Review: The Muppets (2011)
Watching The Muppets, that rare, wonderful feeling washed over me – the feeling that I was witnessing something incredibly special. In an infectious synthesis of nostalgia and post-modernism, the film is a giddy treasure, the kind of experience that reminds us just how wonderful going to the movies can be. Bright and funny, wistful and bittersweet, the movie strikes a tone that is entirely reverent to Muppet history while thrusting the legendary creatures into a new era of legitimacy. And in its light, rollicking, musical way, it sort of restores our faith that our fondest childhood memories can indeed carry on forever.
The cheeky meta-narrative directly addresses this simple fact: The Muppets have been out of the spotlight for a while. There hasn’t been an original Muppet movie since 1999’s Muppets From Space, and there hasn’t been a broadly successful Muppet flick since 1992’s A Muppet Christmas Carol. Nearly 20 years since the Muppets were last at the height of their popularity, and now we have a film that doesn’t shy away from that fact. Frank Oz, one of the original Muppet performers, who gave us the voices of Miss Piggy and Fozzie Bear among others, refused to participate in this new film because he felt it disrespected the characters by basing its story on the Muppets’ perceived fading from the public eye.
A greater miscalculation could never be made; the most wonderful thing about The Muppets is that the movie loves the Muppets. In no way could the film be more reverent than it is – this is a 2-hour love song Jim Henson’s legendary creation, one that almost certainly will usher in a new age of Muppet Mania. The story is entirely simple and delightfully self-referential: three Muppet fans take a vacation in Hollywood, where they discover that the long-dormant Muppet studio is being bought by sleazy businessman Tex Richman (Chris Cooper, relishing every bit of scenery he gets to chew) and pillaged for the oil under its foundation. When a wistful Kermit the Frog is informed of this plan, he reunites the gang for an 11th hour telethon to raise enough money to keep the studio from Tex’s evil clutches.
Jason Segel and Nicholas Stoller wrote this screenplay, which is one of the year’s best – truly. It takes full advantage of the intentional leaps of logic that the Muppets have always embraced in order to lay very simple narrative groundwork for a Muppet reunion, hits all the familiar Muppet touchstones, creates new comic inventions in the Jim Henson spirit, and achieves surprising emotional depth in its characters.
Kermit misses his Muppet friends – especially long-lost love, Miss Piggy. In fact, the entire Muppet gang longs to be embraced once again, after years of loneliness and separation. The film’s real-life characters are stand-ins for the audience – lifelong fans who want to see a Muppet revival. Most fervent is Walter (voiced by Peter Linz), himself a Muppet, though he was born to human parents and lives with his human brother, Gary (Segel). Walter sees the differences between himself and the rest of the world, and has spent his life idolizing the Muppets because he identifies with them. How Walter meets and later integrates with the Muppets is one of the film’s great thematic joys – it is a coming-of-age story for a Muppet living in a world of humans.

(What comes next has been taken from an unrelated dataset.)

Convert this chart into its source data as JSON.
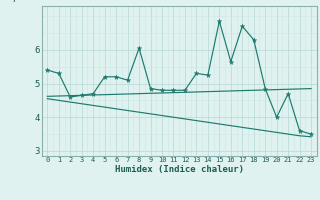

The Muppets unfurls in equal bursts of humor and heart, propelled by the usual Muppet blend of self-referential jokes, goofy gags, celebrity cameos, and ebullient musical numbers. Its central anthem, “Life’s a Happy Song,” is a joyous classic that plays as sunny and earnest but also functions as a commentary on the general silliness of sunny, earnest musical numbers (it should be nominated for the Best Original Song Oscar – and probably win). It is part and parcel of a story and screenplay that embraces the Muppet lore while also commenting on it, squarely placing the legendary characters in a “Today” that is at once modern and old-fashioned, narratively simple and thematically complex. All of the performances are purposely outsized and BIG, the musical numbers work beautifully, and the story’s emotional resonance is undeniable. By the end, I had that infectious feeling that happens as a great Broadway musical comes to a sweeping conclusion. Except The Muppets combines that feeling with all the tools that make cinema unique. It’s like the best of both worlds. And Jason Segel is some kind of genius for being able to make a revival like this work.